New cities, too: I'd never been to Louisville before!
 It feels like an auspicious way to lead into 2013, actually. 

With the new year, I’ve been contemplating some new directions in my work and writing.  I think it might be time to begin transitioning out of teaching into a more professional writing career.  The thought is a bit daunting, because I don’t know yet if I can make it as a writer, or whether I’ll end up needing to look for part-time work.

In any case, though, the past few days of travel have taught me that new meetings – even ones which made me quite apprehensive beforehand – can be both delightful and enlightening.  My cousins are all very interesting, motivated people, who had plenty to share with me as we talked.  And of course during any interaction with a child we rediscover the sense of wonder which is so essential to art. 

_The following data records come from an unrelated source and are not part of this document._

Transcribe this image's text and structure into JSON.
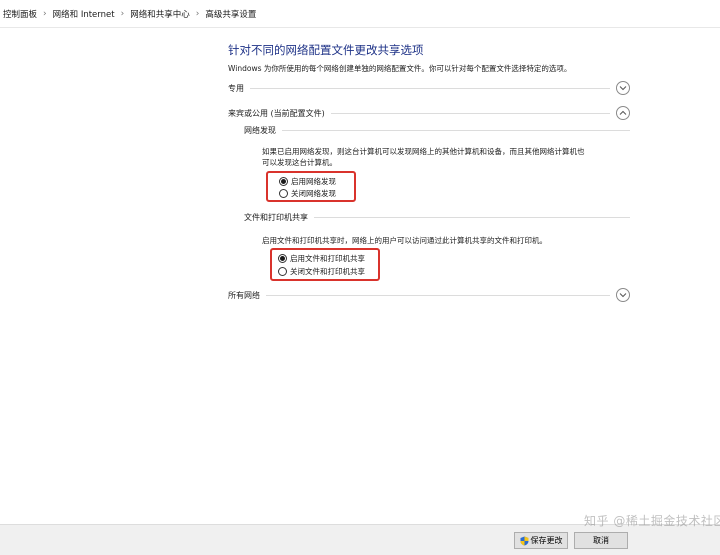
{
  "breadcrumb": {
    "items": [
      "控制面板",
      "网络和 Internet",
      "网络和共享中心",
      "高级共享设置"
    ],
    "separator": "›"
  },
  "main": {
    "title": "针对不同的网络配置文件更改共享选项",
    "description": "Windows 为你所使用的每个网络创建单独的网络配置文件。你可以针对每个配置文件选择特定的选项。"
  },
  "sections": {
    "private": {
      "label": "专用",
      "state": "collapsed"
    },
    "guest": {
      "label": "来宾或公用 (当前配置文件)",
      "state": "expanded",
      "discovery": {
        "heading": "网络发现",
        "description_line1": "如果已启用网络发现，则这台计算机可以发现网络上的其他计算机和设备，而且其他网络计算机也",
        "description_line2": "可以发现这台计算机。",
        "options": [
          "启用网络发现",
          "关闭网络发现"
        ],
        "selected": 0
      },
      "file_sharing": {
        "heading": "文件和打印机共享",
        "description": "启用文件和打印机共享时，网络上的用户可以访问通过此计算机共享的文件和打印机。",
        "options": [
          "启用文件和打印机共享",
          "关闭文件和打印机共享"
        ],
        "selected": 0
      }
    },
    "all_networks": {
      "label": "所有网络",
      "state": "collapsed"
    }
  },
  "footer": {
    "save_label": "保存更改",
    "cancel_label": "取消"
  },
  "watermark": "知乎 @稀土掘金技术社区",
  "colors": {
    "title": "#1e3287",
    "highlight_box": "#d9332c",
    "footer_bg": "#f0f0f0"
  }
}
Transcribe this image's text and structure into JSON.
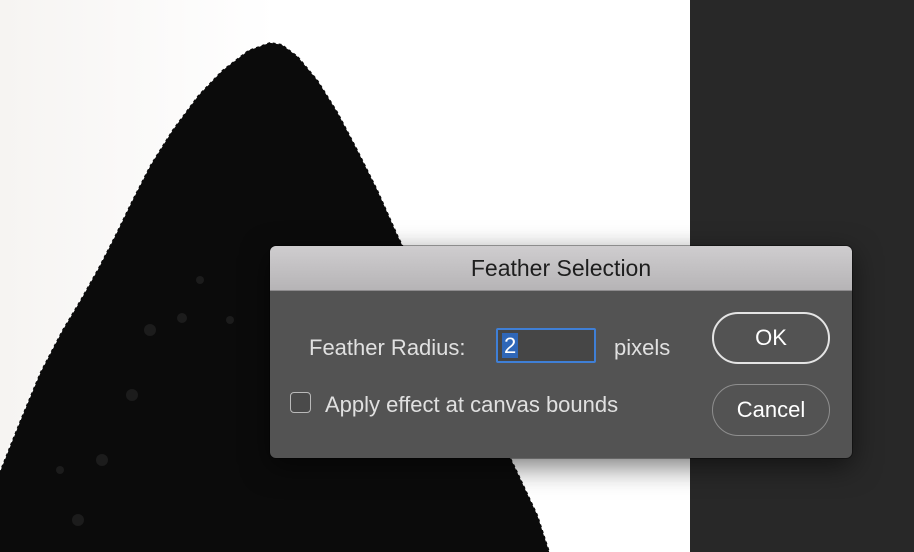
{
  "dialog": {
    "title": "Feather Selection",
    "radius_label": "Feather Radius:",
    "radius_value": "2",
    "units_label": "pixels",
    "canvas_bounds_label": "Apply effect at canvas bounds",
    "canvas_bounds_checked": false,
    "ok_label": "OK",
    "cancel_label": "Cancel"
  },
  "colors": {
    "dialog_bg": "#535353",
    "titlebar": "#c4c2c4",
    "pasteboard": "#282828",
    "focus_ring": "#3f7fd6"
  }
}
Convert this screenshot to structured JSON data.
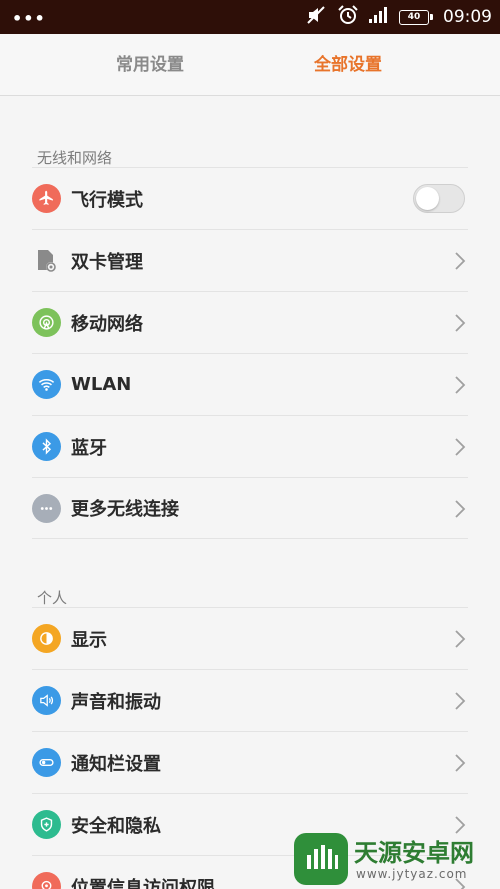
{
  "status_bar": {
    "time": "09:09",
    "battery": "40",
    "icons": [
      "more-dots-icon",
      "mute-icon",
      "alarm-icon",
      "signal-icon",
      "battery-icon"
    ]
  },
  "tabs": [
    {
      "label": "常用设置",
      "active": false
    },
    {
      "label": "全部设置",
      "active": true
    }
  ],
  "colors": {
    "accent": "#e8742b",
    "status_bar": "#2e0f08"
  },
  "sections": [
    {
      "title": "无线和网络",
      "items": [
        {
          "label": "飞行模式",
          "icon": "airplane-icon",
          "color": "#f06b5a",
          "control": "toggle",
          "toggle_on": false
        },
        {
          "label": "双卡管理",
          "icon": "sim-card-icon",
          "color": "#8a8a8a",
          "control": "chevron"
        },
        {
          "label": "移动网络",
          "icon": "mobile-network-icon",
          "color": "#7dc25b",
          "control": "chevron"
        },
        {
          "label": "WLAN",
          "icon": "wifi-icon",
          "color": "#3b9ae6",
          "control": "chevron"
        },
        {
          "label": "蓝牙",
          "icon": "bluetooth-icon",
          "color": "#3b9ae6",
          "control": "chevron"
        },
        {
          "label": "更多无线连接",
          "icon": "more-icon",
          "color": "#a7aeb8",
          "control": "chevron"
        }
      ]
    },
    {
      "title": "个人",
      "items": [
        {
          "label": "显示",
          "icon": "display-icon",
          "color": "#f4a623",
          "control": "chevron"
        },
        {
          "label": "声音和振动",
          "icon": "speaker-icon",
          "color": "#3b9ae6",
          "control": "chevron"
        },
        {
          "label": "通知栏设置",
          "icon": "notification-icon",
          "color": "#3b9ae6",
          "control": "chevron"
        },
        {
          "label": "安全和隐私",
          "icon": "shield-icon",
          "color": "#2dbb8f",
          "control": "chevron"
        },
        {
          "label": "位置信息访问权限",
          "icon": "location-icon",
          "color": "#f06b5a",
          "control": "chevron"
        }
      ]
    }
  ],
  "watermark": {
    "title": "天源安卓网",
    "url": "www.jytyaz.com"
  }
}
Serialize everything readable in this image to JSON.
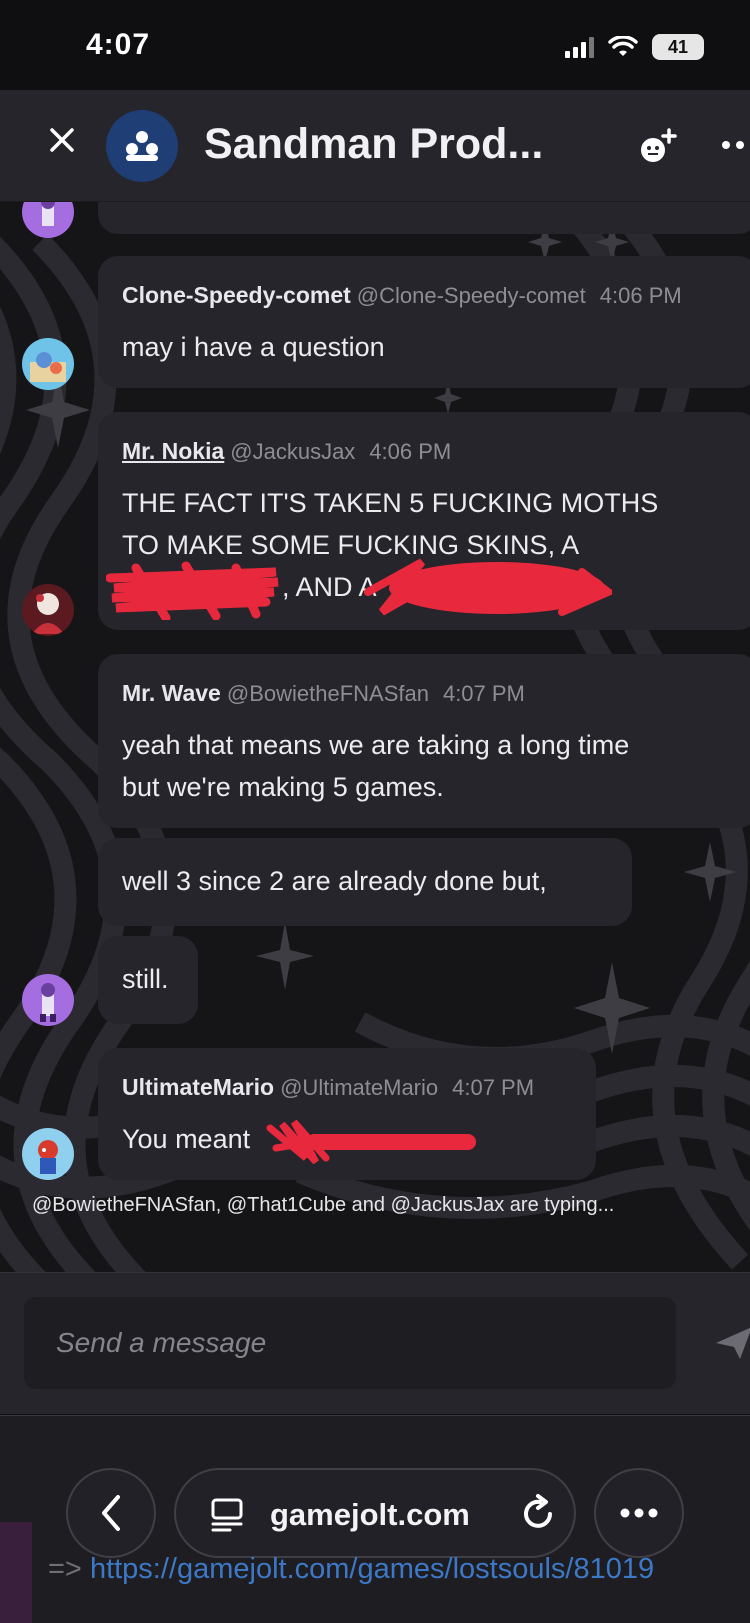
{
  "status_bar": {
    "time": "4:07",
    "battery": "41"
  },
  "header": {
    "title": "Sandman Prod...",
    "close_icon": "close-icon",
    "group_icon": "group-icon",
    "add_member_icon": "add-member-icon",
    "more_icon": "more-icon"
  },
  "messages": [
    {
      "username": "Clone-Speedy-comet",
      "handle": "@Clone-Speedy-comet",
      "time": "4:06 PM",
      "lines": [
        "may i have a question"
      ]
    },
    {
      "username": "Mr. Nokia",
      "handle": "@JackusJax",
      "time": "4:06 PM",
      "lines": [
        "THE FACT IT'S TAKEN 5 FUCKING MOTHS",
        "TO MAKE SOME FUCKING SKINS, A",
        ", AND A"
      ]
    },
    {
      "username": "Mr. Wave",
      "handle": "@BowietheFNASfan",
      "time": "4:07 PM",
      "lines": [
        "yeah that means we are taking a long time",
        "but we're making 5 games."
      ],
      "followups": [
        "well 3 since 2 are already done but,",
        "still."
      ]
    },
    {
      "username": "UltimateMario",
      "handle": "@UltimateMario",
      "time": "4:07 PM",
      "lines": [
        "You meant"
      ]
    }
  ],
  "typing_indicator": "@BowietheFNASfan, @That1Cube and @JackusJax are typing...",
  "composer": {
    "placeholder": "Send a message"
  },
  "browser": {
    "domain": "gamejolt.com"
  },
  "link_overlay": {
    "arrow": "=>",
    "url": "https://gamejolt.com/games/lostsouls/81019"
  },
  "colors": {
    "bubble": "#26252b",
    "background": "#151417",
    "link": "#3c78c6",
    "redaction": "#e8283c"
  }
}
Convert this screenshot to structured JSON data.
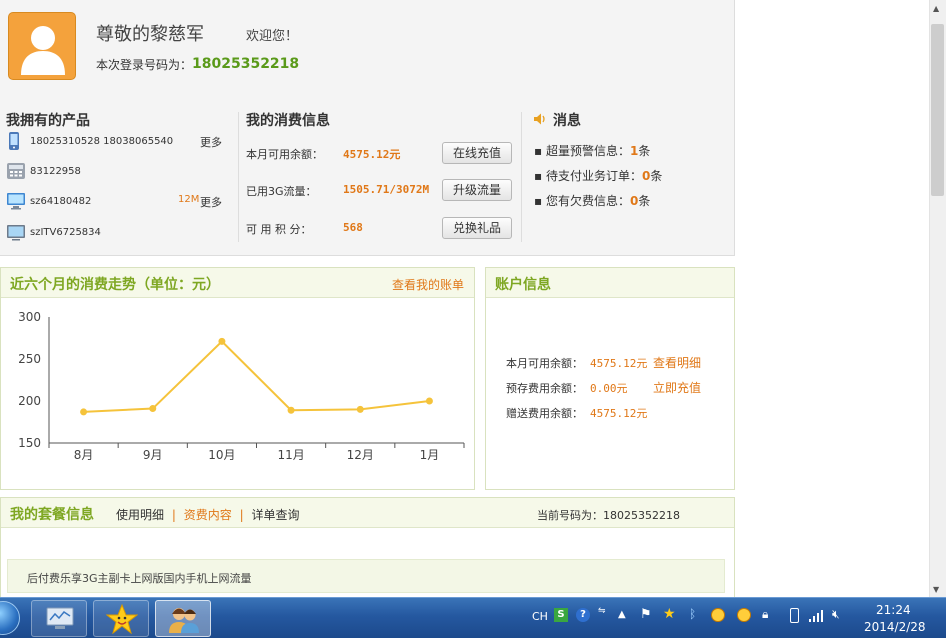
{
  "header": {
    "greeting_name": "尊敬的黎慈军",
    "welcome": "欢迎您！",
    "login_label": "本次登录号码为：",
    "login_number": "18025352218"
  },
  "products": {
    "title": "我拥有的产品",
    "items": [
      {
        "icon": "mobile-phone-icon",
        "text": "18025310528 18038065540",
        "badge": "",
        "more": "更多"
      },
      {
        "icon": "landline-phone-icon",
        "text": "83122958",
        "badge": "",
        "more": ""
      },
      {
        "icon": "computer-icon",
        "text": "sz64180482",
        "badge": "12M",
        "more": "更多"
      },
      {
        "icon": "tv-icon",
        "text": "szITV6725834",
        "badge": "",
        "more": ""
      }
    ]
  },
  "consumption": {
    "title": "我的消费信息",
    "rows": [
      {
        "label": "本月可用余额：",
        "value": "4575.12元",
        "button": "在线充值"
      },
      {
        "label": "已用3G流量：",
        "value": "1505.71/3072M",
        "button": "升级流量"
      },
      {
        "label": "可 用 积 分：",
        "value": "568",
        "button": "兑换礼品"
      }
    ]
  },
  "messages": {
    "title": "消息",
    "icon": "speaker-icon",
    "items": [
      {
        "label": "超量预警信息：",
        "count": "1",
        "unit": "条"
      },
      {
        "label": "待支付业务订单：",
        "count": "0",
        "unit": "条"
      },
      {
        "label": "您有欠费信息：",
        "count": "0",
        "unit": "条"
      }
    ]
  },
  "trend": {
    "title": "近六个月的消费走势（单位：元）",
    "link": "查看我的账单"
  },
  "chart_data": {
    "type": "line",
    "title": "近六个月的消费走势（单位：元）",
    "categories": [
      "8月",
      "9月",
      "10月",
      "11月",
      "12月",
      "1月"
    ],
    "values": [
      187,
      191,
      271,
      189,
      190,
      200
    ],
    "ylim": [
      150,
      300
    ],
    "yticks": [
      "300",
      "250",
      "200",
      "150"
    ],
    "grid": false,
    "color": "#f5c33b"
  },
  "account": {
    "title": "账户信息",
    "rows": [
      {
        "label": "本月可用余额：",
        "value": "4575.12元",
        "link": "查看明细"
      },
      {
        "label": "预存费用余额：",
        "value": "0.00元",
        "link": "立即充值"
      },
      {
        "label": "赠送费用余额：",
        "value": "4575.12元",
        "link": ""
      }
    ]
  },
  "package": {
    "title": "我的套餐信息",
    "tabs": [
      "使用明细",
      "资费内容",
      "详单查询"
    ],
    "separator": "|",
    "current_label": "当前号码为：",
    "current_number": "18025352218",
    "plan_text": "后付费乐享3G主副卡上网版国内手机上网流量"
  },
  "taskbar": {
    "tray": {
      "ime": "CH"
    },
    "time": "21:24",
    "date": "2014/2/28"
  },
  "colors": {
    "accent_green": "#7ea722",
    "accent_orange": "#e07818",
    "chart_line": "#f5c33b",
    "taskbar": "#2558a0"
  }
}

Similarly, even though my nerves are definitely a bit jangled by the prospect of cutting back my teaching hours and plunging into new employment territories, such a move must also have the potential for delight and wonder.  Who knows what ideas I’ll learn and discover, what people I’ll meet and befriend as I move along?  The prospect is actually quite appealing. 

Looking behind helps us get ahead!
Just a couple of weeks ago, I watched the new Hobbit movie, and was pleased that the dialogue preserved the line where Gandalf says that looking ahead took him away from the dwarves, but looking behind brought him back just in the nick of time.  At the new year I feel a bit wizard-ish myself – looking ahead and behind helps me start moving in a good direction.

I think it always has to be that way, whenever we’re trying to advance in our work or hobbies or dreams.  We can’t just drive onward without taking stock of the situation.  It’s good to pause and reconsider the things that have happened to us in the past.  From them we can afterwards learn how to move forward successfully. 

So that’s what I’ve been doing on New Year’s, while cooped up with my cold.  I hope everyone else has been having a pleasant opening to their year, with thoughts as good as mine and health much better!